The controversy over so-called ‘Ag gag’ bills has heated up in Tennessee during the past few weeks. Celebrities the likes of Carrie Underwood and Ellen Degeneres have been touting their status and rallying fans to urge TN Governor Haslam to veto HB1191/SB1248 that would protect Tennessee animals subject to cruelty. Carrie Underwood, I can understand, she actually lives in TN. But Ellen?
What does the Tennessee bill actually say?
Easy. It’s a one-page piece of legislation, passed by both Houses, with only one amendment, awaiting the Governor’s signature.
“SECTION 1. Tennessee Code Annotated, Section 39-14-202, is amended by adding the following language as a new, appropriately designated subsection:
( ) Any person who records by photograph or video a violation of subsection (a)

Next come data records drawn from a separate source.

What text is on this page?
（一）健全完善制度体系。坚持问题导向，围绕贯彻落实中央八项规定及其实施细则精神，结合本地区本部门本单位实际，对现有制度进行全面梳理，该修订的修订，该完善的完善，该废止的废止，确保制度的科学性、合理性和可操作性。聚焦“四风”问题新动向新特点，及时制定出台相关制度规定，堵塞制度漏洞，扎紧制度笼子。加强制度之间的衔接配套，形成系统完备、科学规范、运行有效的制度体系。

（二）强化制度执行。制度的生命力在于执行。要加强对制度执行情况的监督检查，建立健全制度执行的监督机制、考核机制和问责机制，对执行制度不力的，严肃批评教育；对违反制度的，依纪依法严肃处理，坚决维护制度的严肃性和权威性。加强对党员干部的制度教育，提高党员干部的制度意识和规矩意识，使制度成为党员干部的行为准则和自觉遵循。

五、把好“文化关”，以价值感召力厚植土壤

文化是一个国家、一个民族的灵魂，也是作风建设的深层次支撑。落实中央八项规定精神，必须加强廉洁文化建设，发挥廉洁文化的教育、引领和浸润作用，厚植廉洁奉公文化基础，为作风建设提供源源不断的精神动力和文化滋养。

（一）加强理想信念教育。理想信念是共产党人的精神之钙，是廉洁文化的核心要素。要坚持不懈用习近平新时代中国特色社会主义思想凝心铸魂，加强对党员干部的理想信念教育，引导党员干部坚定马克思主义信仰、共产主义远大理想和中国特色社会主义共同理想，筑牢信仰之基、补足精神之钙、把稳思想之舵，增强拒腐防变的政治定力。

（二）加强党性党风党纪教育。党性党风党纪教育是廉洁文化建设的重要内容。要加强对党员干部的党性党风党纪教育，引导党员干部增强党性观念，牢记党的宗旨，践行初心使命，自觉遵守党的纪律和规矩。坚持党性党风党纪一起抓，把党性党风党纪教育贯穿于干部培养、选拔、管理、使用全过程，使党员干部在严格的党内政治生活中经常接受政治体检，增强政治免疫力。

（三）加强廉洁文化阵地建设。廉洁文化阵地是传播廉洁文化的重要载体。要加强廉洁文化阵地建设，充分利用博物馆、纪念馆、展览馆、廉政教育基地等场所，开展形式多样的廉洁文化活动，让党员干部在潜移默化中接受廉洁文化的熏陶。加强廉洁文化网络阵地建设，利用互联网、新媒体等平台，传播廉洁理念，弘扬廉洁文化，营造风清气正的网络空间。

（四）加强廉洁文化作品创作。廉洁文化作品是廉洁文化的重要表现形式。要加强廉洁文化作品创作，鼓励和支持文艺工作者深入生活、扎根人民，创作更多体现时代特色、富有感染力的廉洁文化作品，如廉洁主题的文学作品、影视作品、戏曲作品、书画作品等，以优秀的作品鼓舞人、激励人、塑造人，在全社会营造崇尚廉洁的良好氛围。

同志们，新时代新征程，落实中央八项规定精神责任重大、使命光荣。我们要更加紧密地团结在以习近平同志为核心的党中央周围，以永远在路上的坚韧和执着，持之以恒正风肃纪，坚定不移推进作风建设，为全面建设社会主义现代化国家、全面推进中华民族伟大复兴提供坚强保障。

as committed against livestock shall, within forty-eight (48) hours of the photograph’s or recording’s creation:
(1) Report such violation to law enforcement authorities; and
(2) Submit any unedited photographs or video recordings to law enforcement authorities.
SECTION 2. This act shall take effect July 1, 2013, the public welfare requiring it.”

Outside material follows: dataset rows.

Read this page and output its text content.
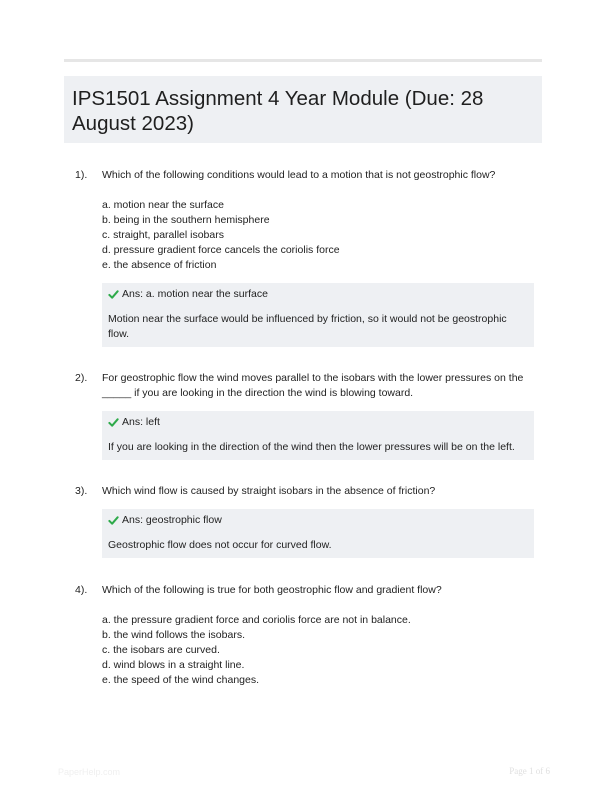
IPS1501 Assignment 4 Year Module (Due: 28 August 2023)
1). Which of the following conditions would lead to a motion that is not geostrophic flow?
a. motion near the surface
b. being in the southern hemisphere
c. straight, parallel isobars
d. pressure gradient force cancels the coriolis force
e. the absence of friction
Ans: a. motion near the surface
Motion near the surface would be influenced by friction, so it would not be geostrophic flow.
2). For geostrophic flow the wind moves parallel to the isobars with the lower pressures on the _____ if you are looking in the direction the wind is blowing toward.
Ans: left
If you are looking in the direction of the wind then the lower pressures will be on the left.
3). Which wind flow is caused by straight isobars in the absence of friction?
Ans: geostrophic flow
Geostrophic flow does not occur for curved flow.
4). Which of the following is true for both geostrophic flow and gradient flow?
a. the pressure gradient force and coriolis force are not in balance.
b. the wind follows the isobars.
c. the isobars are curved.
d. wind blows in a straight line.
e. the speed of the wind changes.
PaperHelp.com	Page 1 of 6
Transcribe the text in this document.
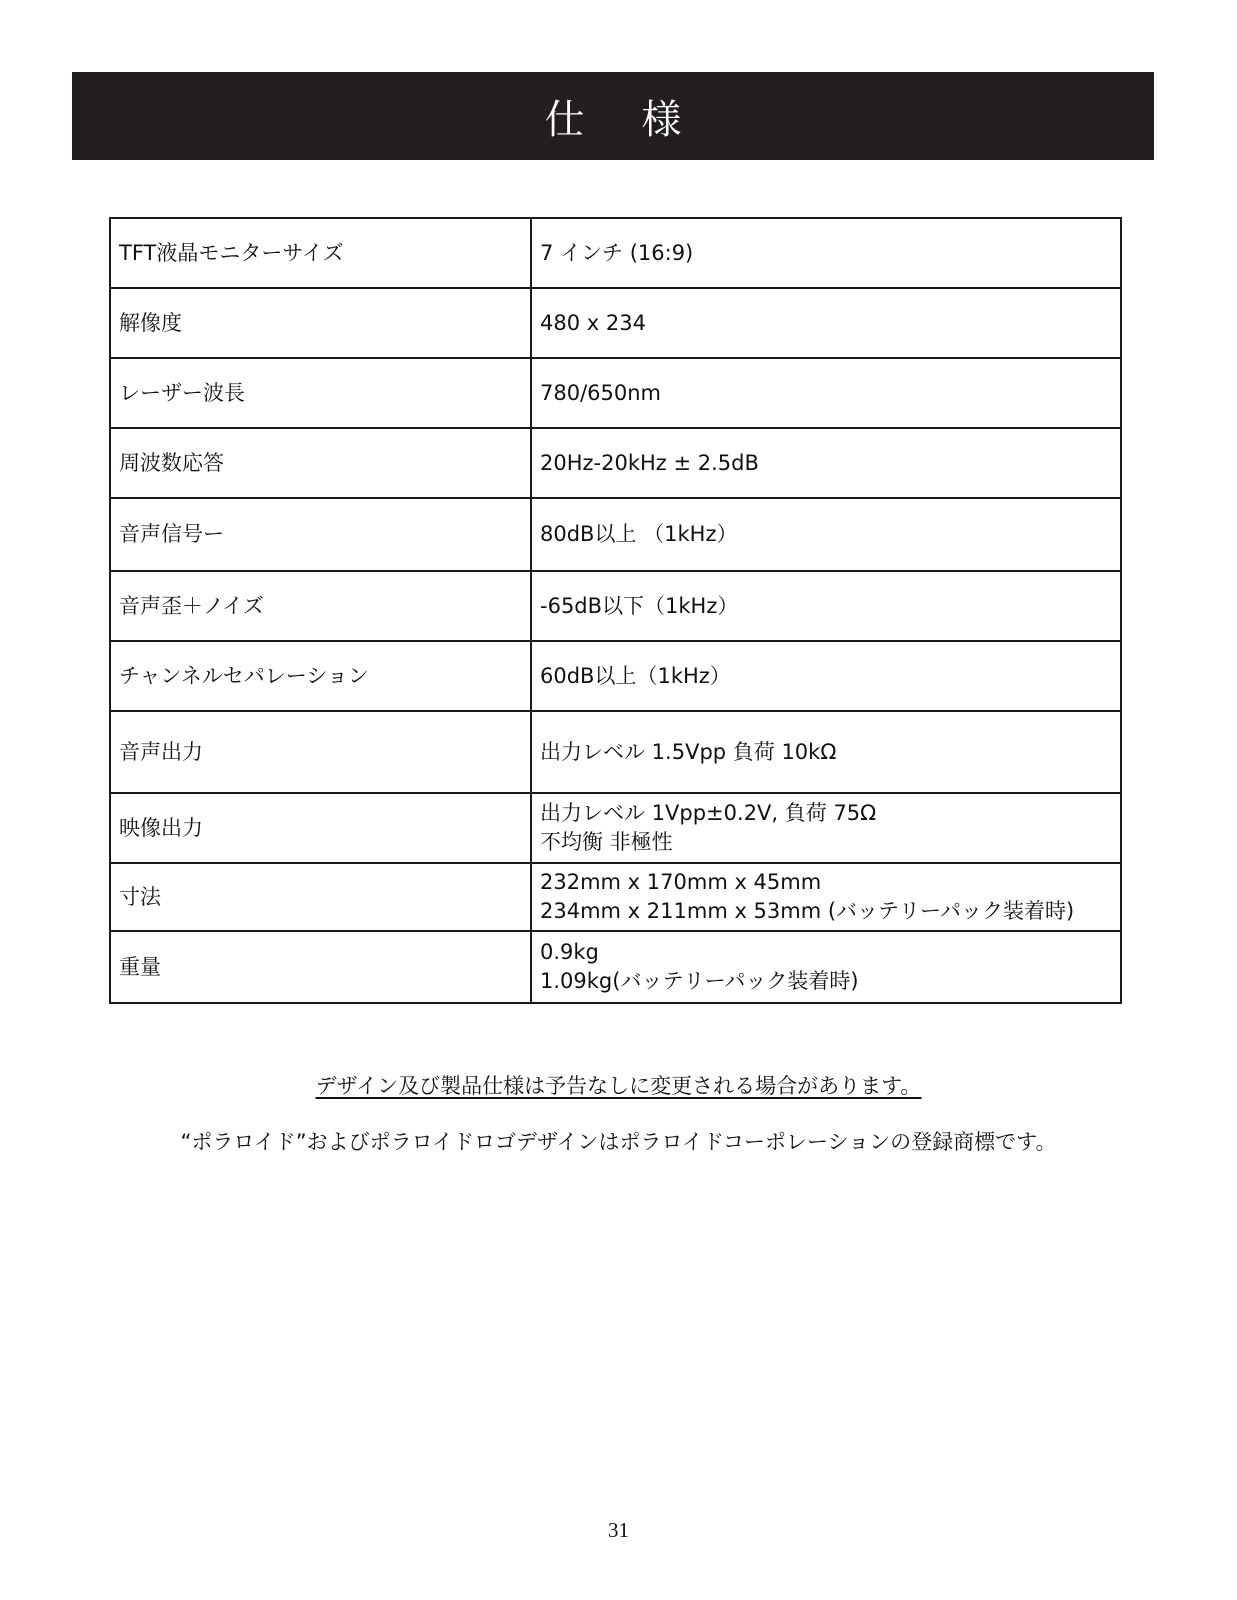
仕 様
TFT液晶モニターサイズ	7 インチ (16:9)

解像度	480 x 234

レーザー波長	780/650nm

周波数応答	20Hz-20kHz ± 2.5dB

音声信号ー	80dB以上 （1kHz）

音声歪＋ノイズ	-65dB以下（1kHz）

チャンネルセパレーション	60dB以上（1kHz）

音声出力	出力レベル 1.5Vpp 負荷 10kΩ

映像出力	出力レベル 1Vpp±0.2V, 負荷 75Ω
不均衡 非極性

寸法	232mm x 170mm x 45mm
234mm x 211mm x 53mm (バッテリーパック装着時)

重量	0.9kg
1.09kg(バッテリーパック装着時)
デザイン及び製品仕様は予告なしに変更される場合があります。
“ポラロイド”およびポラロイドロゴデザインはポラロイドコーポレーションの登録商標です。
31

If only more legislation by governments across this country could be that short and to the point.
Bills and laws like this have been stirring up dust across the country. I shared my thoughts here on the blog last month in a post that was picked up by CNN Eatocracy. Since then, the same page has posted perspectives by Ohio farmer, Mike Haley, along with VP of Farm Animal Protection for the Humane Society of the United States (HSUS), Paul Shapiro.
Largely the perspectives from the agriculture side did not receive a lot of feedback. However, Shapiro’s post came with several comments very negative about the issue. Personally, many of them are 1 and 2 liners that look like someone rallied the troops and invited everyone to post a comment in opposition to the ‘ag gag’ bills.

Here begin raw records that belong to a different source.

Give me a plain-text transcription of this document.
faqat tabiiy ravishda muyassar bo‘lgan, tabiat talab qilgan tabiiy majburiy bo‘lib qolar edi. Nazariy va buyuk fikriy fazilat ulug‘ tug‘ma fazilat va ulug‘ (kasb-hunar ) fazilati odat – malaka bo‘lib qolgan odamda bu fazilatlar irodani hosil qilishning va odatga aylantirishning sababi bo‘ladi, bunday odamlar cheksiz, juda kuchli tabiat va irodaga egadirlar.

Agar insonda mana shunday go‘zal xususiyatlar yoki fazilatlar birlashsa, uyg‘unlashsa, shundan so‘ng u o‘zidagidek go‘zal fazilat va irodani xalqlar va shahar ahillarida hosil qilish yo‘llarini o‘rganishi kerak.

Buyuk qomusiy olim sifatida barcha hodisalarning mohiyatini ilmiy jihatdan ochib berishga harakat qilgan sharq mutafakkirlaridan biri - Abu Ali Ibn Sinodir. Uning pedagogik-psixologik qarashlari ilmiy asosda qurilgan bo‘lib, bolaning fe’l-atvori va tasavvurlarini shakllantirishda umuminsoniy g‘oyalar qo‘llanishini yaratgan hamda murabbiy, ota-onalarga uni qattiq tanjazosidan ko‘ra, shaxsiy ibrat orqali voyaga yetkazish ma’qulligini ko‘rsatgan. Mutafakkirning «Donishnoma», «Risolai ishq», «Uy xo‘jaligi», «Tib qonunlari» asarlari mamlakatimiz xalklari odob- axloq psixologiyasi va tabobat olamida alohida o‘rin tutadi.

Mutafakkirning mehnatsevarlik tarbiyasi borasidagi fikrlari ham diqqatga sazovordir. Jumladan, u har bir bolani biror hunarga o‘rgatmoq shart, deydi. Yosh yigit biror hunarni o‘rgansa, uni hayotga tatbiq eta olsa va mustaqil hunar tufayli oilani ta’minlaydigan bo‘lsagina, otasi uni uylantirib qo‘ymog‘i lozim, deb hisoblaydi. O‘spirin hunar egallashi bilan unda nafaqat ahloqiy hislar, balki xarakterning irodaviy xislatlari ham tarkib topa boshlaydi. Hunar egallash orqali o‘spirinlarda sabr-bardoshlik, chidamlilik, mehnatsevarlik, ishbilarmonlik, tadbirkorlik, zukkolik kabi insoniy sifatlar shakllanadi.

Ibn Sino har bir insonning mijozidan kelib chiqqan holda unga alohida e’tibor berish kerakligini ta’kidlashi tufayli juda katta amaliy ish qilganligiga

To me, a bill like TN HB1191/SB1248 is important because it limits the undercover and investigative recording of groups like HSUS who splice together and narrate the footage, then use it in a release that happens to be very timely for their fundraising efforts. Nashville’s Fox affiliate featured a story this week that highlighted just how deceptive HSUS’ fundraising campaigns are in regards to contributions to actual animal shelters.
The bill is not a “gag” as many folks have labeled. It requires immediate reporting of cruelty and prevents out-of-context, deceptive undercover investigations released to the public. Does our food and farm system need to be more transparent in its practices? Yes. But these undercover videos only hamper that situation.
I’m not 100% behind this type of legislation and feel it important to highlight my previous statement – “Our country doesn’t need another law telling us how to act behind the gates. We need encouragement for better transparency without harassment from others seeking to place blame and mislead for personal gain.”
Everyone is allowed to have an opinion here, and I think both sides are passionate about stopping animal cruelty. How much clearer can we get than the Tennessee bill in question?
We need a better understand of how each side is defining cruelty in livestock and some open-mindedness long enough to sit down and come to an understanding of what is best for our livestock and those caring for them.